Da Five Bloods (2020)

Wow, this is a difficult movie to watch. On some level it starts out as a love letter to a fallen comrade, and an attempt to recapture a youth lost as soldiers in Vietnam. On another level it is about greed and the power of money in general and gold in particular to corrupt. It is a combination of Apocalypse Now and The Treasure of Sierra Madre, so close that there are deliberate references and imagery from both movies. Then there is the irony that these black American soldiers were fighting for something that they themselves did not have in their home country--freedoms that they lacked because of the color of their skin. The other irony that we can see much better from the distance of years is that we were of course fighting on the wrong side all along, that the protection of the colonialist French who exploited the country and it's workers had far less to offer the people of Vietnam than the brutal colonialists, and in the end we just left, providing little in the way of an exit strategy for those who supported the South Vietnam war effort.
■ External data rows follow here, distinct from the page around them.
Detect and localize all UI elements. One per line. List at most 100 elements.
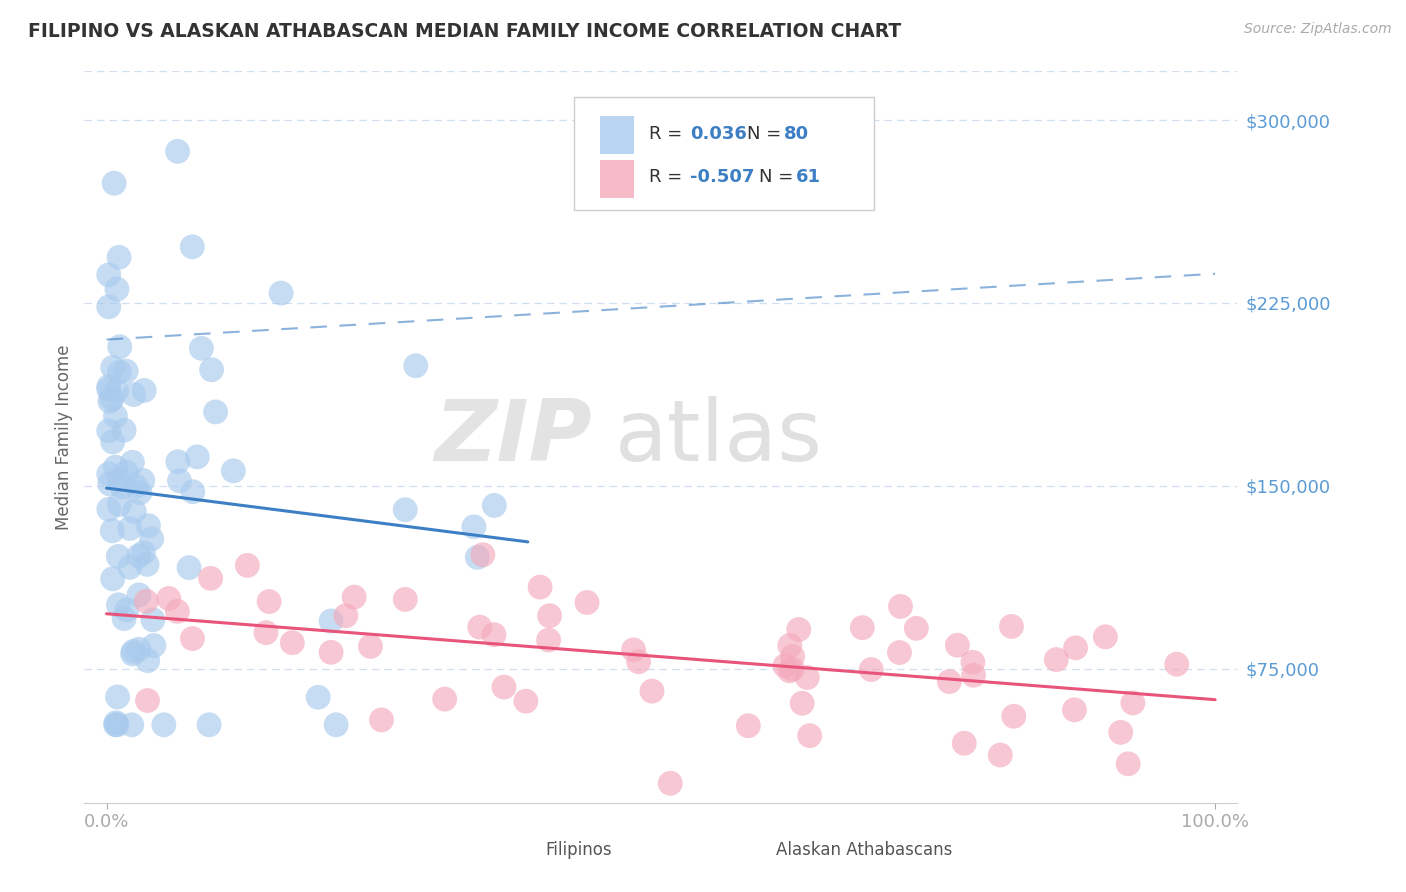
Point bbox=[319, 645, 342, 659]
Point bbox=[1109, 725, 1132, 739]
Point bbox=[1064, 640, 1087, 655]
Point bbox=[111, 480, 134, 494]
Point bbox=[198, 718, 221, 732]
Point bbox=[108, 340, 131, 354]
Point bbox=[107, 549, 129, 564]
Point bbox=[115, 603, 138, 617]
Point bbox=[142, 613, 165, 627]
Point bbox=[515, 694, 537, 708]
Point bbox=[780, 662, 803, 676]
Point bbox=[125, 479, 148, 493]
Point bbox=[236, 558, 259, 573]
Point bbox=[128, 549, 150, 563]
Point bbox=[153, 718, 176, 732]
Point bbox=[166, 455, 188, 469]
Point bbox=[281, 635, 304, 649]
Text: FILIPINO VS ALASKAN ATHABASCAN MEDIAN FAMILY INCOME CORRELATION CHART: FILIPINO VS ALASKAN ATHABASCAN MEDIAN FA… bbox=[28, 22, 901, 41]
Point bbox=[104, 409, 127, 423]
Point bbox=[659, 776, 682, 790]
Point bbox=[107, 690, 129, 704]
Point bbox=[108, 498, 131, 512]
Point bbox=[101, 434, 124, 449]
Point bbox=[492, 680, 515, 694]
Point bbox=[360, 640, 382, 654]
Point bbox=[121, 455, 143, 469]
Point bbox=[433, 692, 456, 706]
Point bbox=[325, 718, 347, 732]
Point bbox=[953, 736, 976, 750]
Point bbox=[482, 627, 505, 641]
Point bbox=[103, 176, 125, 190]
Point bbox=[962, 668, 984, 682]
Point bbox=[97, 502, 120, 516]
Point bbox=[779, 664, 801, 678]
Point bbox=[105, 715, 128, 730]
Point bbox=[200, 571, 222, 585]
Point bbox=[128, 588, 150, 602]
Point bbox=[319, 614, 342, 628]
Text: 61: 61 bbox=[796, 169, 821, 186]
Point bbox=[166, 604, 188, 618]
Point bbox=[946, 638, 969, 652]
Point bbox=[938, 674, 960, 689]
Point bbox=[136, 558, 159, 572]
Point bbox=[468, 620, 491, 634]
Text: Filipinos: Filipinos bbox=[546, 841, 612, 859]
Text: R =: R = bbox=[650, 125, 689, 143]
Point bbox=[782, 649, 804, 664]
Point bbox=[222, 464, 245, 478]
Text: atlas: atlas bbox=[614, 395, 823, 479]
Point bbox=[370, 713, 392, 727]
Point bbox=[737, 719, 759, 733]
Y-axis label: Median Family Income: Median Family Income bbox=[55, 344, 73, 530]
Point bbox=[177, 560, 200, 574]
Point bbox=[122, 644, 145, 658]
Point bbox=[128, 642, 150, 657]
Point bbox=[132, 474, 155, 488]
Point bbox=[118, 560, 141, 574]
Point bbox=[200, 362, 222, 376]
Point bbox=[799, 729, 821, 743]
Bar bbox=[600, 160, 634, 198]
Point bbox=[257, 594, 280, 608]
Point bbox=[471, 548, 494, 562]
Text: Source: ZipAtlas.com: Source: ZipAtlas.com bbox=[1244, 22, 1392, 37]
Point bbox=[576, 595, 599, 609]
Point bbox=[204, 405, 226, 419]
Point bbox=[108, 473, 131, 487]
Point bbox=[118, 521, 141, 535]
Point bbox=[98, 394, 121, 409]
Point bbox=[122, 387, 145, 401]
Point bbox=[97, 467, 120, 481]
Point bbox=[190, 342, 212, 356]
Point bbox=[136, 654, 159, 668]
Point bbox=[181, 240, 204, 254]
Point bbox=[97, 424, 120, 438]
Text: 80: 80 bbox=[785, 125, 810, 143]
Bar bbox=[600, 116, 634, 154]
Text: N =: N = bbox=[748, 125, 787, 143]
Point bbox=[105, 384, 128, 398]
Point bbox=[623, 643, 645, 657]
Text: ZIP: ZIP bbox=[434, 395, 592, 479]
FancyBboxPatch shape bbox=[575, 97, 875, 211]
Point bbox=[394, 592, 416, 607]
Point bbox=[104, 460, 127, 475]
Point bbox=[181, 484, 204, 499]
Point bbox=[97, 379, 120, 393]
Point bbox=[142, 639, 165, 653]
Point bbox=[254, 625, 277, 640]
Point bbox=[169, 474, 191, 488]
Text: R =: R = bbox=[650, 169, 689, 186]
Point bbox=[1122, 696, 1144, 710]
Point bbox=[889, 599, 911, 614]
Point bbox=[529, 580, 551, 594]
Point bbox=[889, 646, 911, 660]
Point bbox=[141, 532, 163, 546]
Point bbox=[136, 693, 159, 707]
Point bbox=[1116, 756, 1139, 771]
Point bbox=[1094, 630, 1116, 644]
Point bbox=[112, 612, 135, 626]
Point bbox=[129, 485, 152, 500]
Point bbox=[115, 465, 138, 479]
All of this sounds complicated and it is, but in the hands of Spike Lee we are guided through it. He even manages to bring in the current civil rights movement, Black Lives Matter, and weaves that deftly into the take home message. The story is that a band of five black soldiers, led by Norman (Chadwick Boseman, in his last role), leaned upon each other to survive. Norman is killed in action, at the sight of a helicopter crash where they find a trunk full of gold. They bury both the gold and Norman with the intention of coming back some day to retrieve them both. That is the mission they embark on, and it turns out about as well as you would guess. Very powerful, a 1/2 hour too long, and do not skip over it. Lee always has something worth listening to to say.